Current Limitations in Inclusive Education Policy and Practice
Critical Reflection
Despite ongoing advancements in inclusive education policy in Canada, significant limitations persist in translating policy into equitable, lived practice within K–12 schools. Through the lens of my own five years of teaching experience, I have often witnessed how well-intentioned policy frameworks fall short in implementation, especially for students with exceptional learning needs. This course (EDUC 5130) has allowed me to re-examine those patterns using a broader ecological and rights-based perspective.
One of the most evident limitations lies in the dominance of the deficit model in everyday school practices. While policies may promote inclusion, their implementation often continues to focus on what students cannot do, labeling them as “problems” to be managed. This aligns with the critique from Week 7: Limitations of Current Practices – The Weight of Deficit Model Approaches, which emphasized how systemic ableism persists beneath the surface of inclusive policy discourse.
Connection to Course Readings and Themes
In Week 4: Current Policy and Funding Models, we explored how funding systems are still largely medical-model oriented. Schools receive additional resources only after a formal diagnosis, which delays support for students and reinforces the view that disability must be proven and pathologized before help is offered. This contradicts the Human Rights Model of disability introduced in Week 2, which advocates for unconditional accessibility, regardless of medical labels.
Additionally, the Charter of Rights and Freedoms, discussed in Week 5, affirms every student’s right to equitable education. However, our readings highlighted how this right is inconsistently enforced, particularly for Indigenous, racialized, and neurodiverse students. These contradictions are not merely oversights—they reveal a policy system that lacks accountability structures and inter-agency coordination, as elaborated in Week 6: Multidisciplinary Approaches to Intervention.

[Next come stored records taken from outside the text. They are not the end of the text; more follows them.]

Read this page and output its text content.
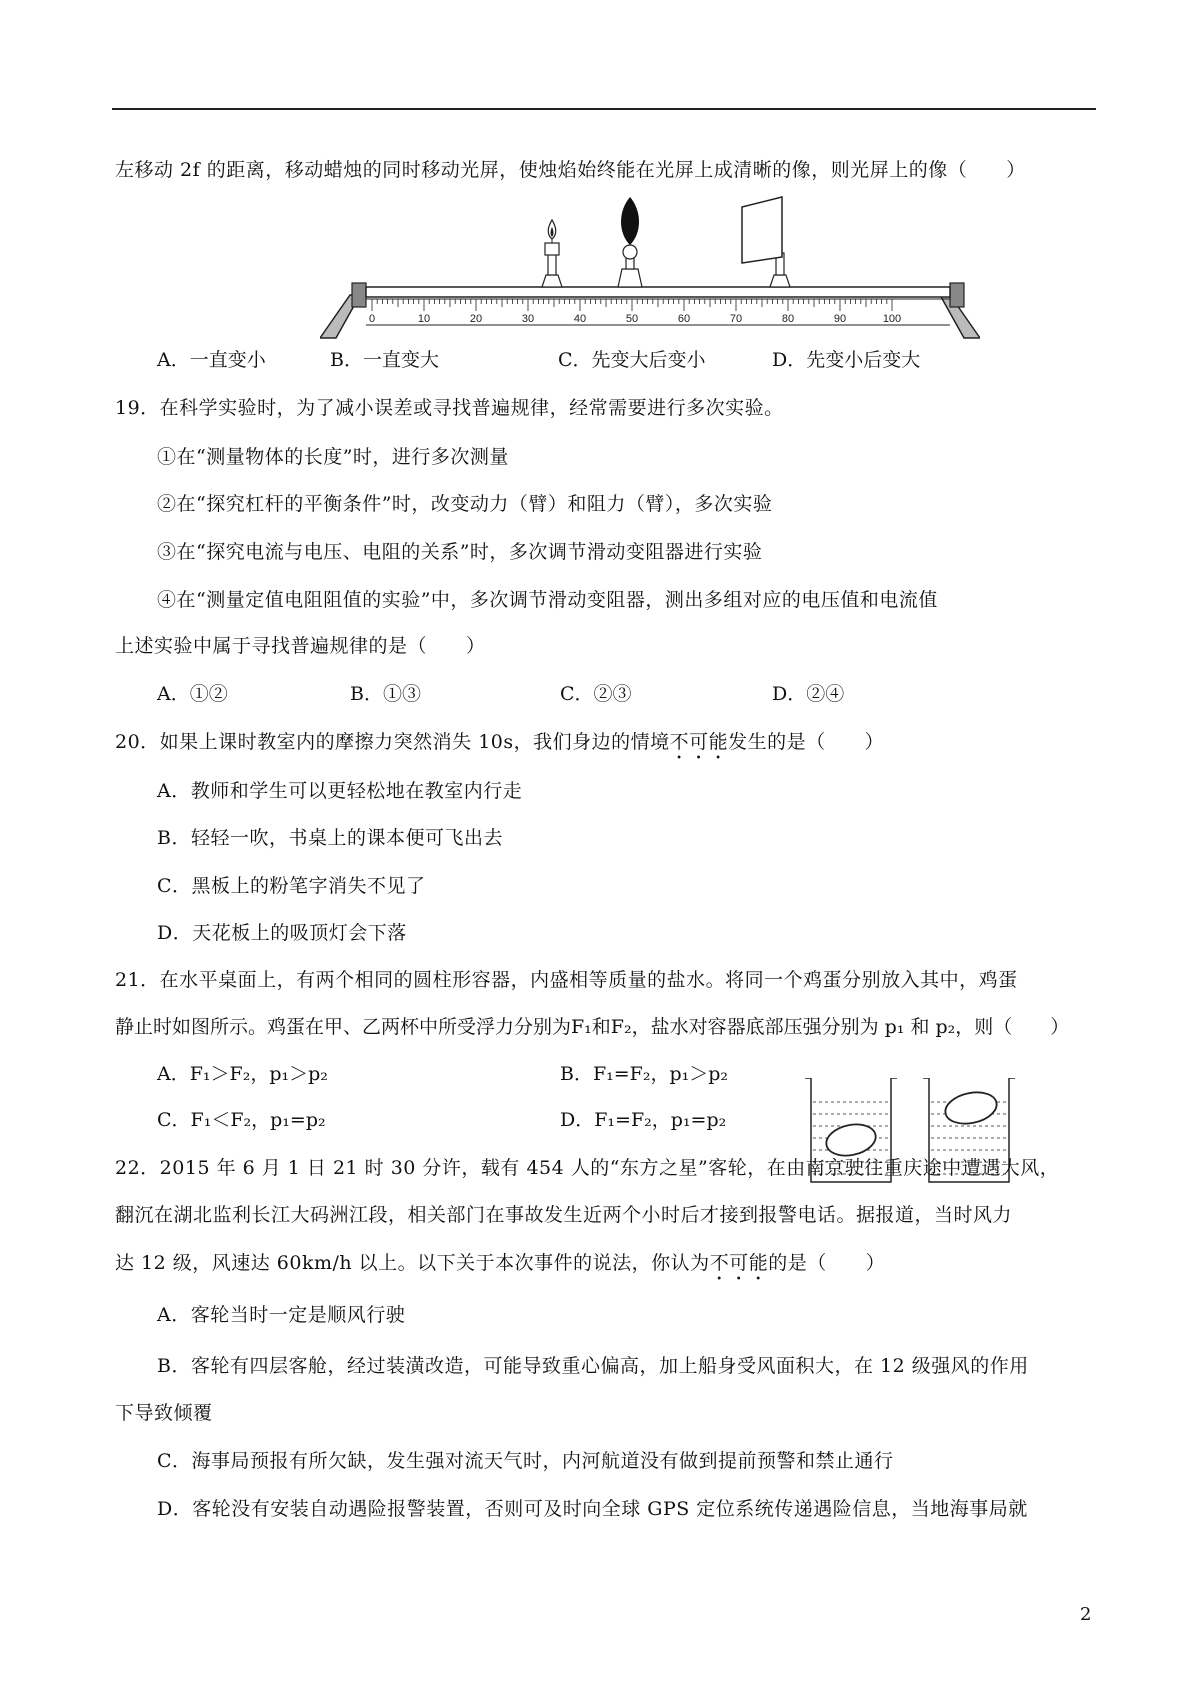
左移动 2f 的距离，移动蜡烛的同时移动光屏，使烛焰始终能在光屏上成清晰的像，则光屏上的像（　　）
0	10	20	30	40	50	60	70	80	90	100
A．一直变小	B．一直变大	C．先变大后变小	D．先变小后变大
19．在科学实验时，为了减小误差或寻找普遍规律，经常需要进行多次实验。
①在“测量物体的长度”时，进行多次测量
②在“探究杠杆的平衡条件”时，改变动力（臂）和阻力（臂），多次实验
③在“探究电流与电压、电阻的关系”时，多次调节滑动变阻器进行实验
④在“测量定值电阻阻值的实验”中，多次调节滑动变阻器，测出多组对应的电压值和电流值
上述实验中属于寻找普遍规律的是（　　）
A．①②	B．①③	C．②③	D．②④
20．如果上课时教室内的摩擦力突然消失 10s，我们身边的情境不可能发生的是（　　）
A．教师和学生可以更轻松地在教室内行走
B．轻轻一吹，书桌上的课本便可飞出去
C．黑板上的粉笔字消失不见了
D．天花板上的吸顶灯会下落
21．在水平桌面上，有两个相同的圆柱形容器，内盛相等质量的盐水。将同一个鸡蛋分别放入其中，鸡蛋
静止时如图所示。鸡蛋在甲、乙两杯中所受浮力分别为F₁和F₂，盐水对容器底部压强分别为 p₁ 和 p₂，则（　　）
A．F₁＞F₂，p₁＞p₂	B．F₁=F₂，p₁＞p₂
C．F₁＜F₂，p₁=p₂	D．F₁=F₂，p₁=p₂
22．2015 年 6 月 1 日 21 时 30 分许，载有 454 人的“东方之星”客轮，在由南京驶往重庆途中遭遇大风，
翻沉在湖北监利长江大码洲江段，相关部门在事故发生近两个小时后才接到报警电话。据报道，当时风力
达 12 级，风速达 60km/h 以上。以下关于本次事件的说法，你认为不可能的是（　　）
A．客轮当时一定是顺风行驶
B．客轮有四层客舱，经过装潢改造，可能导致重心偏高，加上船身受风面积大，在 12 级强风的作用
下导致倾覆
C．海事局预报有所欠缺，发生强对流天气时，内河航道没有做到提前预警和禁止通行
D．客轮没有安装自动遇险报警装置，否则可及时向全球 GPS 定位系统传递遇险信息，当地海事局就
2
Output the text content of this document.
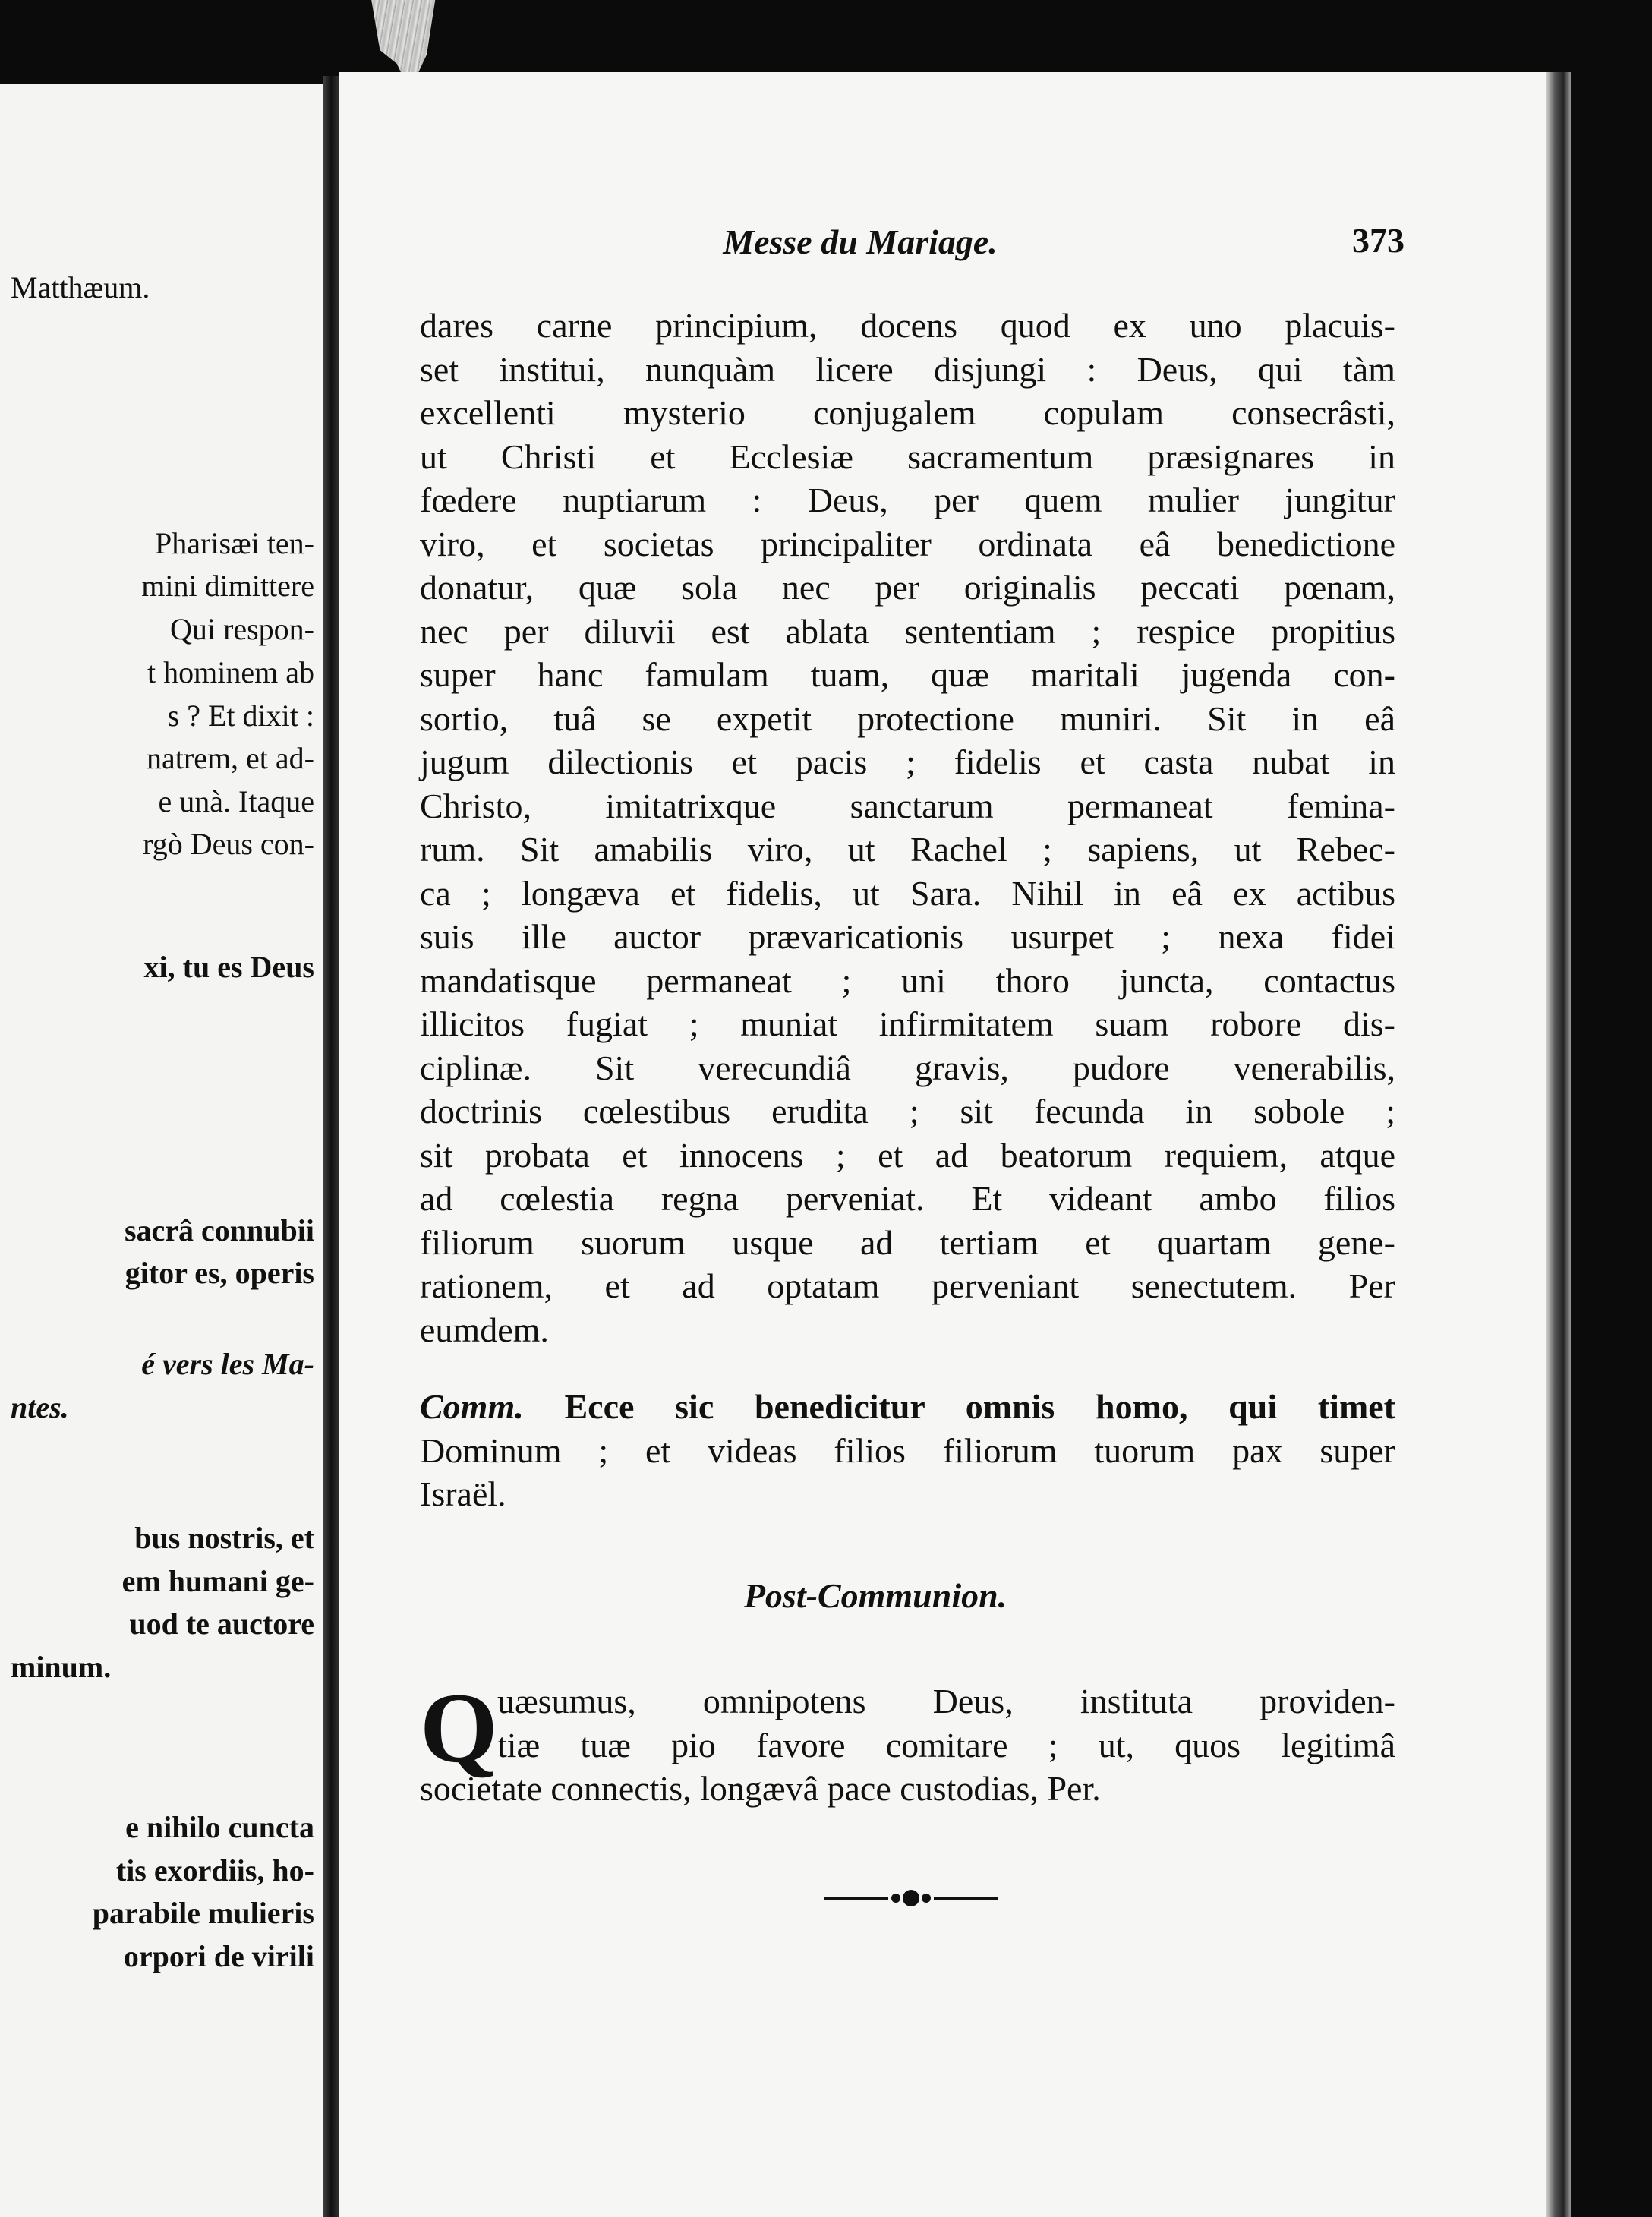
Matthæum.
Pharisæi ten-
mini dimittere
Qui respon-
t hominem ab
s ? Et dixit :
natrem, et ad-
e unà. Itaque
rgò Deus con-
xi, tu es Deus
sacrâ connubii
gitor es, operis
é vers les Ma-
ntes.
bus nostris, et
em humani ge-
uod te auctore
minum.
e nihilo cuncta
tis exordiis, ho-
parabile mulieris
orpori de virili
Messe du Mariage.	373
dares carne principium, docens quod ex uno placuis-
set institui, nunquàm licere disjungi : Deus, qui tàm
excellenti mysterio conjugalem copulam consecrâsti,
ut Christi et Ecclesiæ sacramentum præsignares in
fœdere nuptiarum : Deus, per quem mulier jungitur
viro, et societas principaliter ordinata eâ benedictione
donatur, quæ sola nec per originalis peccati pœnam,
nec per diluvii est ablata sententiam ; respice propitius
super hanc famulam tuam, quæ maritali jugenda con-
sortio, tuâ se expetit protectione muniri. Sit in eâ
jugum dilectionis et pacis ; fidelis et casta nubat in
Christo, imitatrixque sanctarum permaneat femina-
rum. Sit amabilis viro, ut Rachel ; sapiens, ut Rebec-
ca ; longæva et fidelis, ut Sara. Nihil in eâ ex actibus
suis ille auctor prævaricationis usurpet ; nexa fidei
mandatisque permaneat ; uni thoro juncta, contactus
illicitos fugiat ; muniat infirmitatem suam robore dis-
ciplinæ. Sit verecundiâ gravis, pudore venerabilis,
doctrinis cœlestibus erudita ; sit fecunda in sobole ;
sit probata et innocens ; et ad beatorum requiem, atque
ad cœlestia regna perveniat. Et videant ambo filios
filiorum suorum usque ad tertiam et quartam gene-
rationem, et ad optatam perveniant senectutem. Per
eumdem.
Comm. Ecce sic benedicitur omnis homo, qui timet
Dominum ; et videas filios filiorum tuorum pax super
Israël.
Post-Communion.
Q uæsumus, omnipotens Deus, instituta providen-
tiæ tuæ pio favore comitare ; ut, quos legitimâ
societate connectis, longævâ pace custodias, Per.
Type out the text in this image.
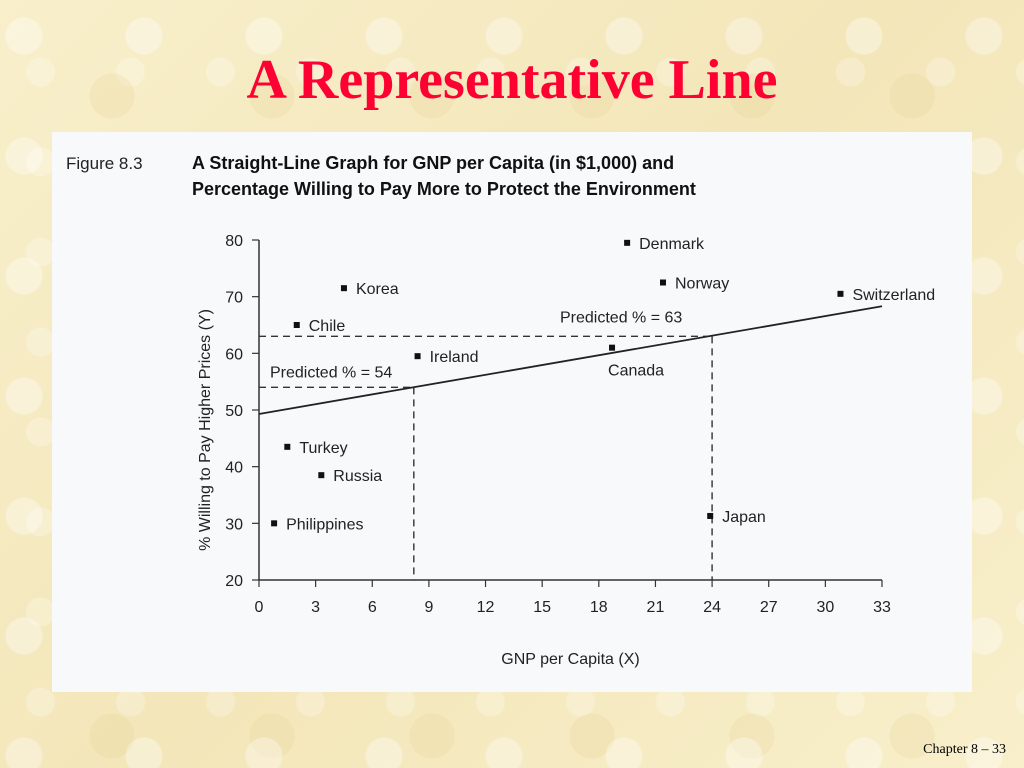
A Representative Line
Figure 8.3	A Straight-Line Graph for GNP per Capita (in $1,000) and
Percentage Willing to Pay More to Protect the Environment
0	3	6	9	12 15 18 21 24 27 30 33
20
30
40
50
60
70
80
GNP per Capita (X)
% Willing to Pay Higher Prices (Y)	Predicted % = 54
Predicted % = 63
Denmark
Korea	Norway
Switzerland
Chile
Ireland
Canada
Turkey
Russia
Philippines	Japan
Chapter 8 – 33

My Experience as a Physics Teacher
In my classroom in India, and more recently through practicum exposure in Canada, I observed how inclusion was often reduced to mere physical placement in mainstream classrooms. Resource teachers were under-supported, and general educators received minimal professional development in differentiation. This insight aligned deeply with Week 11: Issues with Pre-service and In-service Training, which confirmed that without sustained professional learning, educators cannot actualize inclusive values, regardless of policy mandates.
Ecological Perspective
From a broader systems lens, these gaps highlight the failure to engage with Bronfenbrenner’s ecological model, which emphasizes the interaction of multiple systems—home, school, community, and policy. Our Week 1 and Week 3 discussions on complexity and interdependence in inclusive systems made it clear that inclusive practice must be collaborative and cross-sectoral. When these networks are weak or siloed, students fall through the cracks.
Moving Forward
This course has helped me see that genuine inclusion requires more than compliance with legislation. It demands:
• Deconstructing deficit thinking at all levels of schooling
• Building sustained and culturally responsive professional development
• Advocating for funding models that are proactive, not reactive
• Centering student voices in policy feedback and planning
As I prepare to return to the classroom, I intend to embody the critical pedagogy discussed in Week 3, continuously questioning the status quo and pushing for structural changes that uphold the dignity and rights of all learners.